Alan menghampiri Adiba yang sedang merapikan tempat tidur. “Dib,” panggilnya pelan. Adiba menoleh, menatap tak berminat. “Hari ini ke bimbel lagi?”
Perempuan itu hanya mengangguk, lalu kembali lagi menepuk-nepuk seprai. Alan menarik napas pelan. “Aku minta maaf buat yang semalam.”
“Tentang apa?” Adiba menghentikan gerakan tangannya, seolah menunggu untuk mendengarkan penjelasan lebih lanjut.
“Aku salah karena nganter Mbak Anna.”
Adiba menegakkan punggung, kemudian berbalik ke arahnya.
“Nggak perlu minta maaf kalau pada akhirnya diulangi lagi.”
“Nggak akan aku ulangi lagi, janji.”
Adiba menampilkan senyum tipis.“Jawab jujur, kamu masih suka dia?”
Alan memegang bahu Adiba, menatapnya lamat. “Kemarin aku nggak berpikir jernih pas dengar dia sakit. Nggak enak buat nolak. Aku nggak ada perasaan apa pun lagi sama dia. Aku salah, maaf.”
“Aku pengin kamu tegas ke Mbak Anna. Kamu mungkin nggak suka, tapi dia jelas-jelas punya rasa padamu.”
Alan mengangguk. “Oke,” jawabnya pendek, “sekarang, kamu udah nggak marah lagi?”
“Menurutmu?”
Alan menyengir, memutuskan untuk memeluk istrinya. “Love you. Hari ini aku bakalan antar-jemput kamu.”
Adiba membalas pelukan Alan. “Antar aja kayak biasanya. Kejauhan kalau kamu pulang-pergi jemput aku.”
“Nggak pa-pa, sesekali,” timpalnya sambil mengacak rambut sepinggang Adiba.
*
Adiba sadar bahwa kemarahannya semalam terlalu berlebihan. Ingin hati meminta maaf lebih dahulu, tetapi khawatir Alan menganggap perkataannya sekadar isapan jempol belaka.
Seharusnya dia paham bahwa tidak ada usia yang terlalu muda untuk membina hubungan rumah tangga. Selama kedua pihak pengantin sudah sama-sama dewasa dan legal menurut aturan hukum formal ataupun moril untuk menikah, maka tidak seharusnya dipersoalkan.
Atas dasar kesadaran tersebut, dia tidak bisa terus mendiamkan Alan ketika sang suami sudah berulang kali meminta maaf. Bagaimanapun, perlu kepandaian mengontrol emosi dalam membina rumah tangga.
“Aku juga minta maaf,” ujarnya saat mereka melangkah ke luar kamar untuk membantu di dapur. “Semalam ngomong yang kelewatan.”

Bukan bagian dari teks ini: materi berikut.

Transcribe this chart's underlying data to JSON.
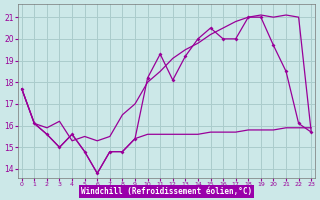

Satu hal yang dia sukai dari suaminya, lelaki ini tidak keberatan mengerjakan urusan dapur. Notabenenya hal itu masih dianggap sebagai tugas wanita bagi kebanyakan lelaki di negara ini. Walaupun bukan sebuah rutinitas, tetapi Alan tetap menunjukkan perannya dengan baik.
Alan hanya menoleh padanya, lalu mengukir sebuah senyuman.
Bu Nesa telah berkutat di dapur ketika mereka baru tiba. “Ada yang bisa dibantu, Bu?” tanya Adiba bergegas mendekati sang mertua.
“Ini sudah mau selesai. Kalian siapkan piring saja,” sahut Bu Nesa pendek, “oh, minta tolong bangunkan Aulia, Nak.”
Adiba menjauh, mengambil beberapa buah piring dan perlengkapan makan lainnya untuk kemudian ditata di atas meja.
“Kamu bangunin Aul aja. Kalau aku yang bangunin, nanti malah debat lagi.”
Adiba tidak banyak protes terhadap permintaan sang suami. Terkadang Aulia memang akan tidur kembali setelah salat Subuh jika malam sebelumnya lelah begadang karena mengerjakan tugas.
KAMU SEDANG MEMBACA
Hampa | ✔
Spiritual[Chapter lengkap] Spin-off Parak. "Apa kesamaan visi mampu menjamin kebahagiaan?" Seharusnya, iya. Ibarat kompas, visi akan menjadi penunjuk arah. Apa pun masalahnya, semua dapat terselesaikan dengan berpedoman pada visi. Akan tetapi, bagaimana bila...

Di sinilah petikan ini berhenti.